Auctions | November 19, 2020

Classic Children’s Literature in Demand at Tennants

Courtesy of Tennants

E.H. Shepard ‘Pen and Ink Sketch of Christopher Robin’ sold for £3,800.

Leyburn, North Yorkshire, UK -- Tennants Auctioneers’ Books, Maps, Manuscripts and Photographs Sale on 18th November saw impressive results. Whilst the sale took place behind closed doors with no public viewing, online bidding facilities and extra imaging provided by Tennants helped the sale exceed the pre-sale estimate and achieve a 94% sold rate.

Lots relating to children’s literature are a strong theme amongst the highlights of the sale. A small pen and ink sketch of Christopher Robin by E.H. Shepard was one of the top lots, selling for £3,800 (plus buyer’s premium). The sketch, in which Christopher Robin faces away, is signed by the artist and is accompanied with a manuscript note on headed paper reading ‘with [heart] and xx from Christopher Robin’. Both the sketch and the note are mounted in an autograph book compiled by Miss Joyce Cartmell from 1937.

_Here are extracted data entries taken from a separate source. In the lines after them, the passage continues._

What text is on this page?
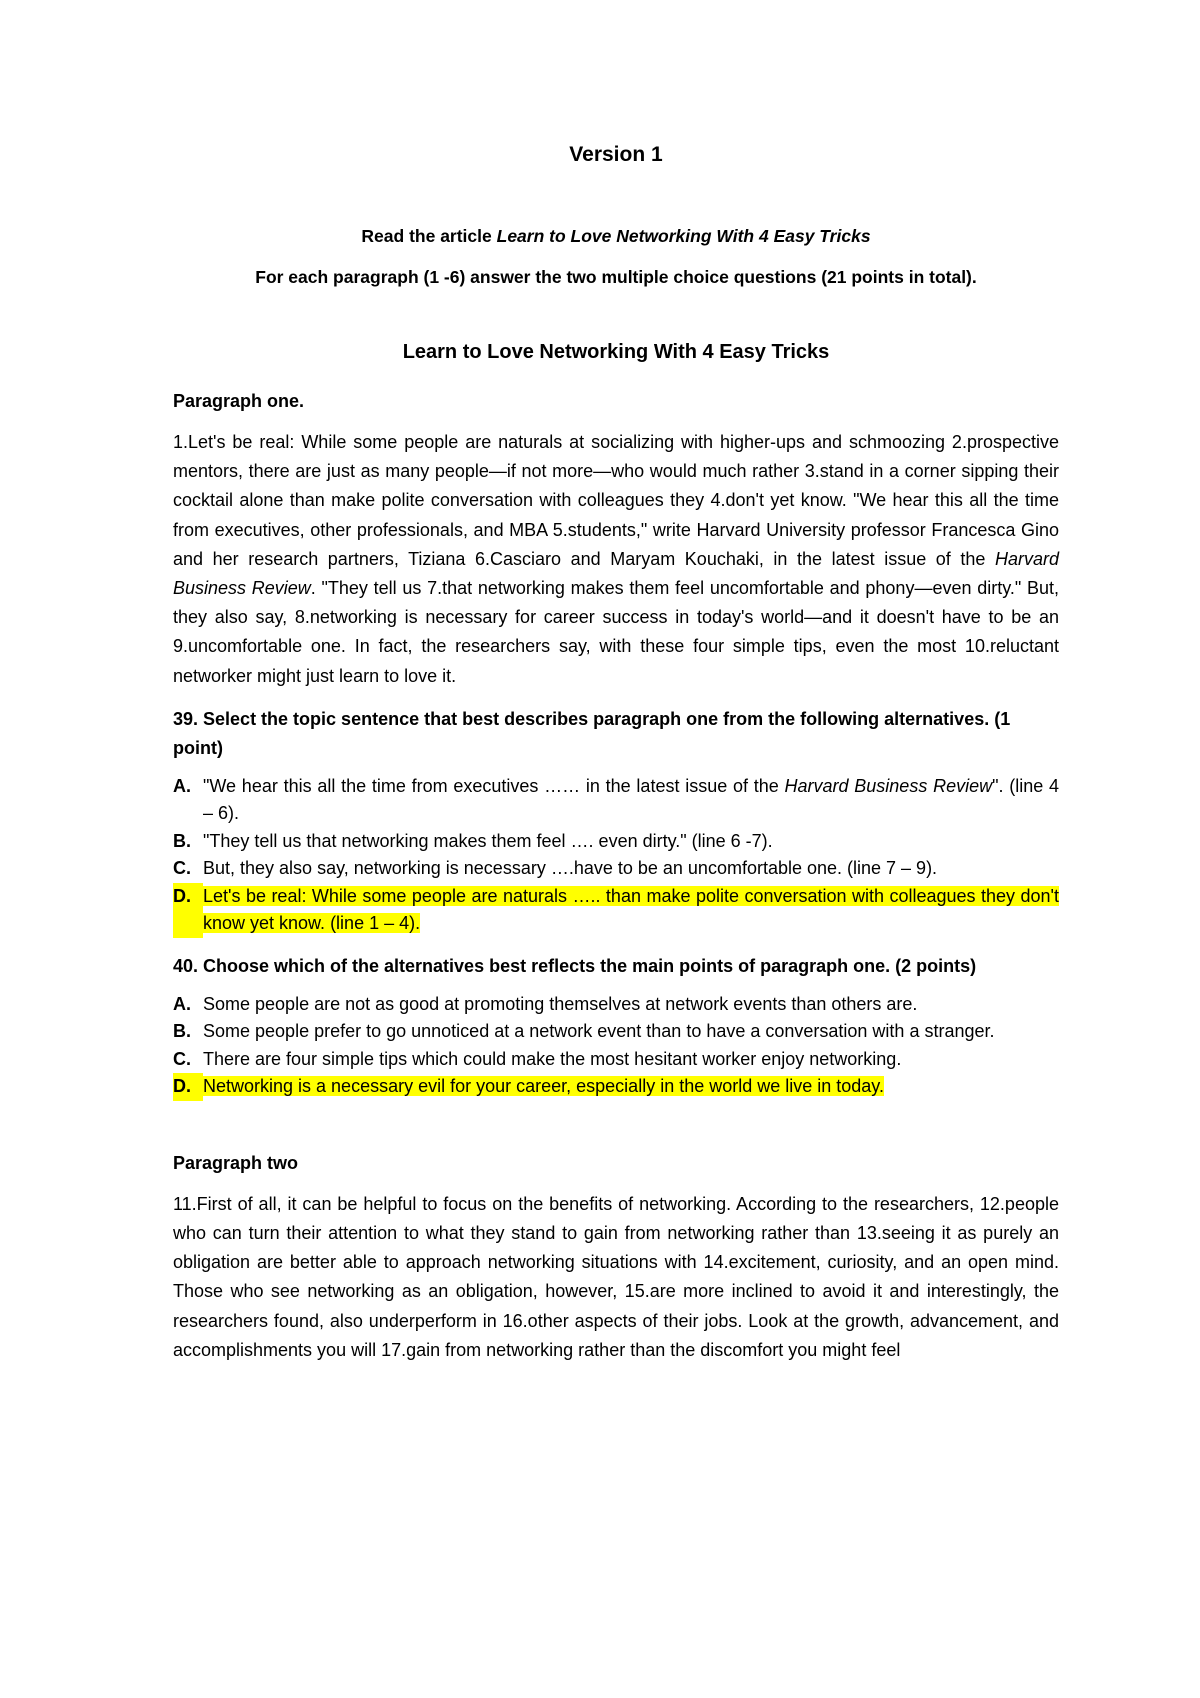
Version 1

Read the article Learn to Love Networking With 4 Easy Tricks

For each paragraph (1 -6) answer the two multiple choice questions (21 points in total).

Learn to Love Networking With 4 Easy Tricks

Paragraph one.

1.Let's be real: While some people are naturals at socializing with higher-ups and schmoozing 2.prospective mentors, there are just as many people—if not more—who would much rather 3.stand in a corner sipping their cocktail alone than make polite conversation with colleagues they 4.don't yet know. "We hear this all the time from executives, other professionals, and MBA 5.students," write Harvard University professor Francesca Gino and her research partners, Tiziana 6.Casciaro and Maryam Kouchaki, in the latest issue of the Harvard Business Review. "They tell us 7.that networking makes them feel uncomfortable and phony—even dirty." But, they also say, 8.networking is necessary for career success in today's world—and it doesn't have to be an 9.uncomfortable one. In fact, the researchers say, with these four simple tips, even the most 10.reluctant networker might just learn to love it.

39. Select the topic sentence that best describes paragraph one from the following alternatives. (1 point)

A. "We hear this all the time from executives …… in the latest issue of the Harvard Business Review". (line 4 – 6).
B. "They tell us that networking makes them feel …. even dirty." (line 6 -7).
C. But, they also say, networking is necessary ….have to be an uncomfortable one. (line 7 – 9).
D. Let's be real: While some people are naturals ….. than make polite conversation with colleagues they don't know yet know. (line 1 – 4).

40. Choose which of the alternatives best reflects the main points of paragraph one. (2 points)

A. Some people are not as good at promoting themselves at network events than others are.
B. Some people prefer to go unnoticed at a network event than to have a conversation with a stranger.
C. There are four simple tips which could make the most hesitant worker enjoy networking.
D. Networking is a necessary evil for your career, especially in the world we live in today.

Paragraph two

11.First of all, it can be helpful to focus on the benefits of networking. According to the researchers, 12.people who can turn their attention to what they stand to gain from networking rather than 13.seeing it as purely an obligation are better able to approach networking situations with 14.excitement, curiosity, and an open mind. Those who see networking as an obligation, however, 15.are more inclined to avoid it and interestingly, the researchers found, also underperform in 16.other aspects of their jobs. Look at the growth, advancement, and accomplishments you will 17.gain from networking rather than the discomfort you might feel
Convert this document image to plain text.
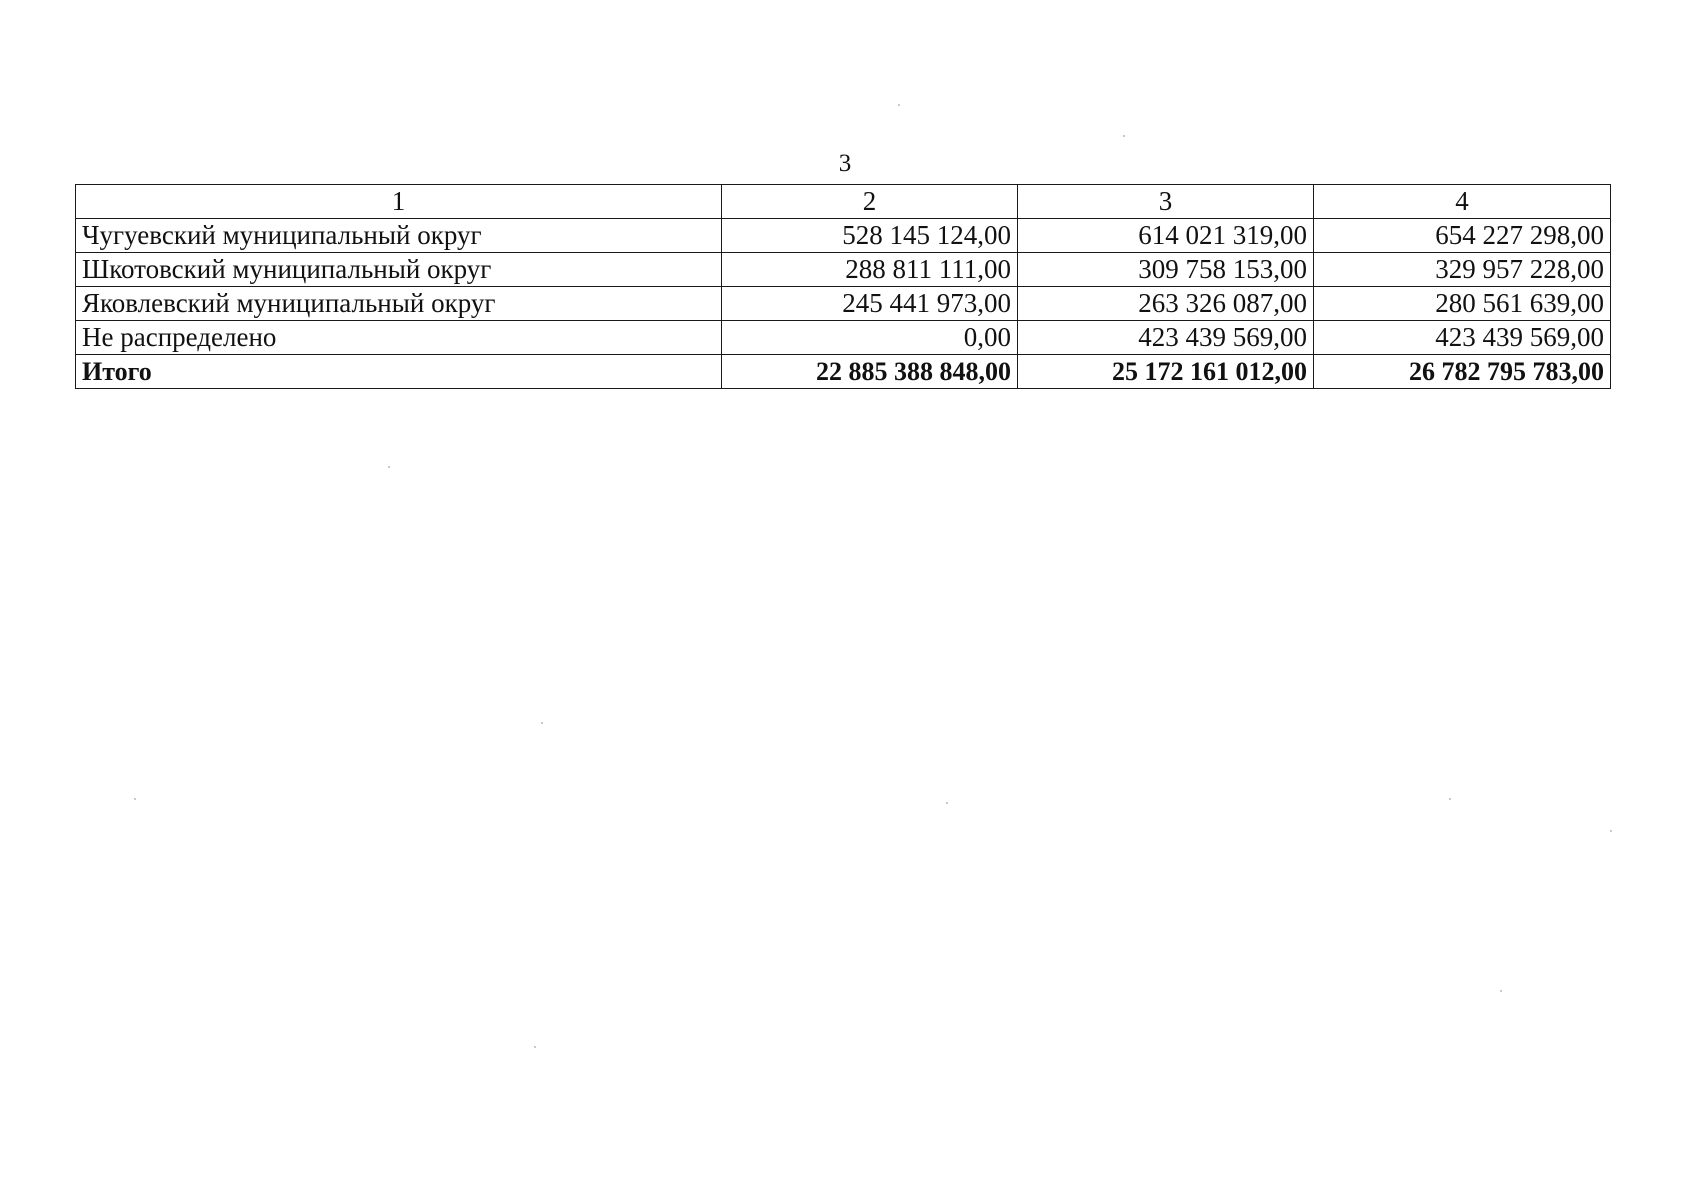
3
1	2	3	4
Чугуевский муниципальный округ	528 145 124,00	614 021 319,00	654 227 298,00
Шкотовский муниципальный округ	288 811 111,00	309 758 153,00	329 957 228,00
Яковлевский муниципальный округ	245 441 973,00	263 326 087,00	280 561 639,00
Не распределено	0,00	423 439 569,00	423 439 569,00
Итого	22 885 388 848,00	25 172 161 012,00	26 782 795 783,00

A fine first edition of Harry Potter and the Philosopher’s Stone by J.K. Rowling sold for £2,900; a second impression, the volume contained a label for Rowling’s agent – Christopher Little Literary Agency – to the half title page. Strong results were also seen for a 1926 first edition of Winnie-The-Pooh by A.A. Milne (sold for £1,700), and a numbered limited edition copy of Oscar Wilde’s The Happy Prince from 1913 that was signed by the illustrator Charles Robinson (sold for £1,000).

Top lots of classic fiction included a first edition, second issue of Anne Bronte’s Tenant of Wildfell Hall from 1848, which sold for £5,400, and a third edition of Charlotte Bronte’s Jane Eyre: An Autobiography from 1848, which sold for £3,600.

Interesting non-fiction highlights included Transactions of the Guild and School of Handicraft, Vol. 1, 1890, with manuscript inscriptions by the volume’s editor and founder of the Guild C.R. Ashbee. Ashbee, one of the leading figures of the Arts and Crafts movement, inscribed on the flyleaf a verse from Rudyard Kipling’s The Conundrum of the Workshops (sold for £2,100).

Photographic lots saw strong bidding, with a volume of sixty collotype plates of Korea, Japan and China photographed by Isabella L Bishop circa 1897 selling for £750. An outstanding collection of 47 early aviation photographs recording what is believed to be the first aviation meeting in Africa, which was held at Heliopolis in Egypt in 1910, sold for £1,400. Aircraft both on the ground and airborne are shown in the photographs, as well as scenes of spectators.

Finally, a collection of 1920s catalogues, brochures and price lists, mostly from Fortnum & Mason, sold for £2,100 against an estimate of £60-80. Featuring colourful graphic design of the era, interesting items in the collection included the brochure ‘Fortnum and Mason make Entertaining easy in your own home’.